We're looking at how many people with disabilities aren't going to be qualifying for an exemption and are at risk for losing their healthcare.
The federal rule that the Centers for Medicare & Medicaid Services issued Monday outlines how states must implement those requirements.
“We have been preparing to implement the requirement for almost a year based on limited verbal guidance we received from CMS as well as information we learned by collaborating with other states and learning from their approaches,” Elizabeth Goodsit, spokesperson for the Department of Health Services, said Wednesday.
DHS has spent months developing policies, procedures and system changes to implement the requirement, Goodsit said. “Our goal is to reduce the administrative burden on current and future Medicaid members to meet the new federal red-tape work requirements.”
Healthcare advocates contend that stringent terms in the newly released federal rule will make it more difficult for people to remain covered by Medicaid, even if they fully qualify.
For example, the rule presents “a much more restrictive definition of ‘medically frail’ than what appears to be in the statute of HR 1, and what people had been hearing from CMS,” Parke-Sutherland said.
Advocates said the rule also makes qualifying for an exemption more complicated for people with disabilities.
“We’re looking at how many people with disabilities aren’t going to be qualifying for an exemption and are at risk for losing their healthcare,” said Tamara Jackson, public policy analyst for the Wisconsin Board for People with Developmental Disabilities.
Unpaid family caregivers are supposed to be exempt, but Jackson said the relevant language in the federal rule “is, I think, really confusing and really difficult for unpaid family caregivers [to navigate].”
Jackson said the state will face “a tremendous amount of problem-solving that has to be done in a very short amount of time.”
It appears the federal rule doesn’t permit states to automatically declare a person exempt from the work requirement on the basis of a particular illness or diagnosis — such as Parkinson’s Disease, multiple sclerosis, HIV-AIDS or cancer.

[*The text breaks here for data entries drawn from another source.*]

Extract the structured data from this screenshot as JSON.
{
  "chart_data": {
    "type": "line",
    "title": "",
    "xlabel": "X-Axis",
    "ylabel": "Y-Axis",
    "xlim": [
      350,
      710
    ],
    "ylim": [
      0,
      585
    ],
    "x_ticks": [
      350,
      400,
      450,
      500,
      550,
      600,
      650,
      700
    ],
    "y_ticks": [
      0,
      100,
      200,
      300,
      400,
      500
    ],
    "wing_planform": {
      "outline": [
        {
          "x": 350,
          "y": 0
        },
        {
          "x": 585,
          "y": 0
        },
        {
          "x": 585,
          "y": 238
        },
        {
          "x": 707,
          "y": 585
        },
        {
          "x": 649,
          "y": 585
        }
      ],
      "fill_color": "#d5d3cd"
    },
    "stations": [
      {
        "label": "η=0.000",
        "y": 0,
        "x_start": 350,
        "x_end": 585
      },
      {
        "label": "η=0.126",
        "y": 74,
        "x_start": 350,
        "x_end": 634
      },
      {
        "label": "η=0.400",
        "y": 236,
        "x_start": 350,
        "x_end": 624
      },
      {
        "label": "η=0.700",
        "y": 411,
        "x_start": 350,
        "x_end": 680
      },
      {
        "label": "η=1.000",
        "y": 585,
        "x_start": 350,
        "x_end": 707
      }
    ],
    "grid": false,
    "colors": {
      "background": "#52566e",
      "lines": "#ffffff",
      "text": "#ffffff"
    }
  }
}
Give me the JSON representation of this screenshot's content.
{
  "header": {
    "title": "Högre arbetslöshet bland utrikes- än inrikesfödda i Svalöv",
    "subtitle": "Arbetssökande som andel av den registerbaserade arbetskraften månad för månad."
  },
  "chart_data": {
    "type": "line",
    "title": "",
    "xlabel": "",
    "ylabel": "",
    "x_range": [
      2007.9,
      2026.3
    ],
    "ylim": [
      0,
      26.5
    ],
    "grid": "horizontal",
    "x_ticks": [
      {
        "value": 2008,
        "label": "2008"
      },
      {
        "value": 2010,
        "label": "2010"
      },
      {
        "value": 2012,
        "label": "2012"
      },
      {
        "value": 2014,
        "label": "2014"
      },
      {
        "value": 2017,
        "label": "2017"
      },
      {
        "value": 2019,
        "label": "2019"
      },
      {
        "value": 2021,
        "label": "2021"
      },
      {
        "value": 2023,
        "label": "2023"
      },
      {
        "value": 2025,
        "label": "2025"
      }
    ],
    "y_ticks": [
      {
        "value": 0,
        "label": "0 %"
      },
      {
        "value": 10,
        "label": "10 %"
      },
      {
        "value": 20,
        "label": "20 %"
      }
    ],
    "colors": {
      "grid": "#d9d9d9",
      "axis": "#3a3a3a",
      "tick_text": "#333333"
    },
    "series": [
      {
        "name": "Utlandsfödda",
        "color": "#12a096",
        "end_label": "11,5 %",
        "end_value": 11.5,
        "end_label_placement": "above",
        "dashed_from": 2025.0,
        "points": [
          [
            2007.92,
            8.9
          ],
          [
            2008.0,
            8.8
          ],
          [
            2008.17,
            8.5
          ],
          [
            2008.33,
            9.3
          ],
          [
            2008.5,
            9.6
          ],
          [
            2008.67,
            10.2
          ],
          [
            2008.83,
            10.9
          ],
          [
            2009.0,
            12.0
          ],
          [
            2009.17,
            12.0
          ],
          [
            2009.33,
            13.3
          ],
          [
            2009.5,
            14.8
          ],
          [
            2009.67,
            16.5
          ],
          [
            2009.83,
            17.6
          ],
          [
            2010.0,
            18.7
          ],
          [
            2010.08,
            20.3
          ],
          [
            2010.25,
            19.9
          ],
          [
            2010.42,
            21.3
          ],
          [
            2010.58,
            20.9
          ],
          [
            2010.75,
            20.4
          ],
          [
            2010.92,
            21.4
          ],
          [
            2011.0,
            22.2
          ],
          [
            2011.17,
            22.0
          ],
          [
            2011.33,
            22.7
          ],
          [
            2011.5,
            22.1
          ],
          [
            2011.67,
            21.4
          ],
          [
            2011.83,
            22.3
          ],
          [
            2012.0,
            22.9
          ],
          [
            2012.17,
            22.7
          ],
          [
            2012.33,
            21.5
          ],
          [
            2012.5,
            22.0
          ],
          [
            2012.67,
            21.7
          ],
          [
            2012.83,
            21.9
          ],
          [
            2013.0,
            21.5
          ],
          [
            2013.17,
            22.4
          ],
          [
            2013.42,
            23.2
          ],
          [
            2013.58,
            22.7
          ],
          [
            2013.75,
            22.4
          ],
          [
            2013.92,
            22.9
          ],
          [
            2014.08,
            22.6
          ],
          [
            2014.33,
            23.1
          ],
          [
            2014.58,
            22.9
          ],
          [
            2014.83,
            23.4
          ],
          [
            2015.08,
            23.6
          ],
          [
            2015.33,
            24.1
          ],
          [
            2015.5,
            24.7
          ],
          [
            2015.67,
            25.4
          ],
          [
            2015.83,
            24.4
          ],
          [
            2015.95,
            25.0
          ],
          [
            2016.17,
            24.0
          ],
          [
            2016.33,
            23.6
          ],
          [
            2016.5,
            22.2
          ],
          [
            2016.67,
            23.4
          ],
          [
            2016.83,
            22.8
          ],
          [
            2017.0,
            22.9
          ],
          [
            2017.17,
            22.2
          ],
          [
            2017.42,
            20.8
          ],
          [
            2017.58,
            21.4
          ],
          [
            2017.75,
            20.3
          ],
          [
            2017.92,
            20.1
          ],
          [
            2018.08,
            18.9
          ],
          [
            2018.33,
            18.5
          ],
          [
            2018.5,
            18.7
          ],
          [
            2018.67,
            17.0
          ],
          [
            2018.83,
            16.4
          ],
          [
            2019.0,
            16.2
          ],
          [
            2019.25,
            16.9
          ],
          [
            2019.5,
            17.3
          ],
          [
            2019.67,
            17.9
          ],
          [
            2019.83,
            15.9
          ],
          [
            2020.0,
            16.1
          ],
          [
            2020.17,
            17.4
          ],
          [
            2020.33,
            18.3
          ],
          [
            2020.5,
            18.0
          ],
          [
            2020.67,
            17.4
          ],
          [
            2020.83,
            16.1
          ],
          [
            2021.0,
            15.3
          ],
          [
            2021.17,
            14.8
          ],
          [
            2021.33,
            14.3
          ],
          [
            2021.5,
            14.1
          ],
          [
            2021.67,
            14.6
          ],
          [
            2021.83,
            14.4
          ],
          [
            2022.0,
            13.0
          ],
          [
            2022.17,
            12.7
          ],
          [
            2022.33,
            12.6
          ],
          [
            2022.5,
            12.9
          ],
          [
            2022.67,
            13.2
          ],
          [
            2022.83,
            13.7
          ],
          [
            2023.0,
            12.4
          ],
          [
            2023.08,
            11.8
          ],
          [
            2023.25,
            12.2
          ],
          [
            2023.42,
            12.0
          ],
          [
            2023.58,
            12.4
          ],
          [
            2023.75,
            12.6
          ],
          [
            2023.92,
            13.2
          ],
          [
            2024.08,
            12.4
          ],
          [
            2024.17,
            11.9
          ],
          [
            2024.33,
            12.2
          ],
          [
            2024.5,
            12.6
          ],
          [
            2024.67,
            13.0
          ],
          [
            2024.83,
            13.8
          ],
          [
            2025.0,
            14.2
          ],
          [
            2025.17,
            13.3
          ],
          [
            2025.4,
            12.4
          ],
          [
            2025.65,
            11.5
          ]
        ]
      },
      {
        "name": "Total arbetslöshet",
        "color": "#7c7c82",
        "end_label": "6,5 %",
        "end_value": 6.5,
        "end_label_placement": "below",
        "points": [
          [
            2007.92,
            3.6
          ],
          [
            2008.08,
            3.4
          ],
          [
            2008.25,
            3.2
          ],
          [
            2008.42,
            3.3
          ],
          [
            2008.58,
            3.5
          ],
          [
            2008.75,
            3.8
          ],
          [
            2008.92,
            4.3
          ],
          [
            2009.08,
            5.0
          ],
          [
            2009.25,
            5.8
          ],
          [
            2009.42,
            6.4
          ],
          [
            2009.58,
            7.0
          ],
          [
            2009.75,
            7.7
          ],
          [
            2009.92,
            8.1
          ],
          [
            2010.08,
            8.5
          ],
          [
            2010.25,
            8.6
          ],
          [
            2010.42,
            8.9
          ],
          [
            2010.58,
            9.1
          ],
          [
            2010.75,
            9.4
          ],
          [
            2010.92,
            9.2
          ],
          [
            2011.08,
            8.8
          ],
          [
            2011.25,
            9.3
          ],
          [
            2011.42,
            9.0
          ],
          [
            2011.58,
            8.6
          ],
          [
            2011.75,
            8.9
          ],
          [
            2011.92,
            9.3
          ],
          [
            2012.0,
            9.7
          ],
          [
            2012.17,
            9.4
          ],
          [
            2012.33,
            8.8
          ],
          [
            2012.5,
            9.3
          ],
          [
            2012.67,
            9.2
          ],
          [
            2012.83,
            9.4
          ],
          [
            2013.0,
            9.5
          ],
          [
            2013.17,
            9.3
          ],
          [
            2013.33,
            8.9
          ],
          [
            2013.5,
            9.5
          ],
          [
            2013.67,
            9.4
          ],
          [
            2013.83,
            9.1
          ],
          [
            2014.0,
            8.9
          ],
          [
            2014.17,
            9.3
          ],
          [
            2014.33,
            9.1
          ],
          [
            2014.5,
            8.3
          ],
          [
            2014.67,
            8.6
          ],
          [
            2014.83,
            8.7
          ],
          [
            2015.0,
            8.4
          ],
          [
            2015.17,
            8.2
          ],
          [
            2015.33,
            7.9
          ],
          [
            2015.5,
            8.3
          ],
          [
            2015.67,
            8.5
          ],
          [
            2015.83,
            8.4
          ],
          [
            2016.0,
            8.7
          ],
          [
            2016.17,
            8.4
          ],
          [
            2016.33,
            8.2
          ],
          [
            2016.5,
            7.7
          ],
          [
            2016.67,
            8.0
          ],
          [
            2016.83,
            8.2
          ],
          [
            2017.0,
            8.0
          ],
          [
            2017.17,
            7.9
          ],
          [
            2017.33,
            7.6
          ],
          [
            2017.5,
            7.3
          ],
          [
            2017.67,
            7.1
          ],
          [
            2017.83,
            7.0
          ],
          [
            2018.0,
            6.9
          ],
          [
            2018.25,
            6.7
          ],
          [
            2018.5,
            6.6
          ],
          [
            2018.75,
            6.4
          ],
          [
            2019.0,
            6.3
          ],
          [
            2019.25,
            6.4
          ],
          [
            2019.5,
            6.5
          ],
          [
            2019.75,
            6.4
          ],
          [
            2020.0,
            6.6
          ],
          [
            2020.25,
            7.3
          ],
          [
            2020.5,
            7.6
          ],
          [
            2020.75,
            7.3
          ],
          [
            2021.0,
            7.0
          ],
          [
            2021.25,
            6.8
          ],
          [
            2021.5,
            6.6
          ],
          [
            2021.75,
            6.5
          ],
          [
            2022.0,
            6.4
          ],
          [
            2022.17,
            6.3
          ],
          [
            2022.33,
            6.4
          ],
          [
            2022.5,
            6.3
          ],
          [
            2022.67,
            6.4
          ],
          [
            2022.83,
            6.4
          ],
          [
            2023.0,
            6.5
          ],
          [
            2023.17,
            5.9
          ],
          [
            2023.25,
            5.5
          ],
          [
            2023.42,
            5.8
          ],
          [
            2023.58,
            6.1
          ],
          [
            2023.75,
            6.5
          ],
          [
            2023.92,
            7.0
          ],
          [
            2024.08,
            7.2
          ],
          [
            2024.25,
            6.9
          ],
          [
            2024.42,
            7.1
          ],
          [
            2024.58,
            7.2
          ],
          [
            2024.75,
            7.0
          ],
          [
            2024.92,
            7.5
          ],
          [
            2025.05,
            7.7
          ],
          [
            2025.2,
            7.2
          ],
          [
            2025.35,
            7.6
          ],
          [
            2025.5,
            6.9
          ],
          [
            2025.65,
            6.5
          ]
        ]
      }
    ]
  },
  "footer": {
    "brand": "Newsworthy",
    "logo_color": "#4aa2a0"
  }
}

Many of those conditions are cyclical, with patients alternating between times when symptoms seem mild and times when they’re deeply debilitating, Parke-Sutherland said.
Patients “[are] going to have to prove that they can’t work in order to qualify” for coverage, he said. “That’s a big change, and it’s going to make it harder for individuals and it’s going to make it harder and more costly for the state.”
In a statement issued earlier this week, Lisa Lacasse, president of the American Cancer Society Action Network, said the new restrictions collide with cancer patients’ essential need for health coverage.
“Knowing 1 in 3 children diagnosed with the disease and 1 in 10 people with a history of cancer currently count on Medicaid for their health insurance, this coverage is a matter of life or death for millions of people nationwide,” Lacasse said.
The restrictions in the new federal rule “link the definition of medical frailty to a person’s ability to work,” Lacasse said. The “debilitating side effects of the disease or treatment” complicate the task of fulfilling a work requirement or proving they can’t work, however.
Many cancer patients want to work between rounds of chemotherapy, she said, but instead, they “will have to choose between losing their Medicaid coverage, working the required 80 hours per month, or giving up working altogether to qualify for an exemption.”
Parke-Sutherland said the work requirements alone are expected to cut Medicaid nationwide by $326 billion over 10 years.
“That will not make people healthier and will not make people more likely to work,” he said. “The only way it reduces costs is because people who are currently eligible are not going to be eligible any more, not able to prove they’re working, not able to prove they have a condition [that makes them exempt], or they’re going to get caught up in the bureaucratic red tape of trying to prove those things.”